• Loukia Hadjiyianni

On liking people - Photographing a live recording session

Updated: Aug 10


Edis wanted the session's photos to look genuine and timeless and I wanted that too, so I decided to shoot everything on film. Photos shot on black and white film give me those feelings, but that's a discussion for a different blog.


Before flying to the Netherlands I admittedly spent most of my time worrying about the light conditions in the studio. From the photos, it seemed like the studio was mostly lit by dim overhead lights and I wanted to shoot on HP5, which rates at 400 ISO. The space at Banka Studios looked massive and the guys planned three days of recording overnight, so I would probably need more light than I could carry.


I generally don't enjoy worrying about things for too ling so I did the best thing one could do. I asked for help. Emiel (who aside of being a friend is also a gaffer) came over with his van of lights and helped me light the space. We used two Aputure lights as key lighting and then double taped tubes next to the main instrument stations. I also turned on every vintage table light I could find.

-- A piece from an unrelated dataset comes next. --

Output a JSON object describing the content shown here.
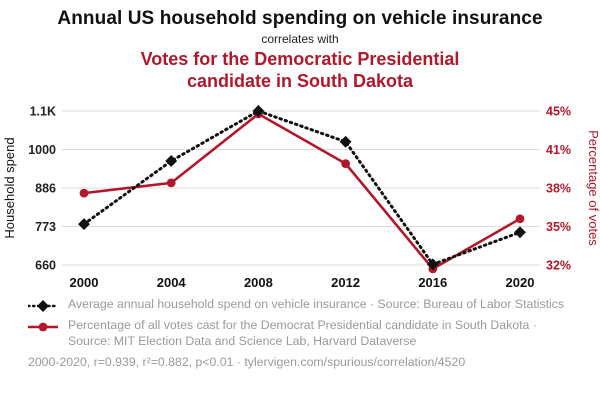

I really love Emiel and as of that day I also love tube lights.


With the lightning business out of the way, I was able to focus on the one thing I really enjoy. That is, being around and getting to know people who are passionate about what they do. The light is important, but the reason I enjoy taking photographs so much is because I really like people. Sometimes I like to think that this is the only skill you need for becoming a photographer, really. But then again, nobody writes blogs titled "THE ONE SECRET PHOTOGRAPHERS DON'T WANT YOU TO KNOW - BEING PRESENT AND LIKING PEOPLE". Or at least I haven't come across any, and I wonder why.


I mostly shoot portraits but I will go and assume that this must be true for other types of photography as well. That to be a good nature photographer you should really like nature and that shooting a building involves a time period of observing and appreciating. Of course I was also extremely lucky to be given so much creative freedom for this project, with zero technical specifications. But generally speaking, when I spend less time being present and engaged with what is around me and more time worrying about the technicalities, the moment is gone.

The moment is always gone, so I say lets spend more time being present and getting to know and like people, buildings, insects, trees and whatever else we might want to be photographing next.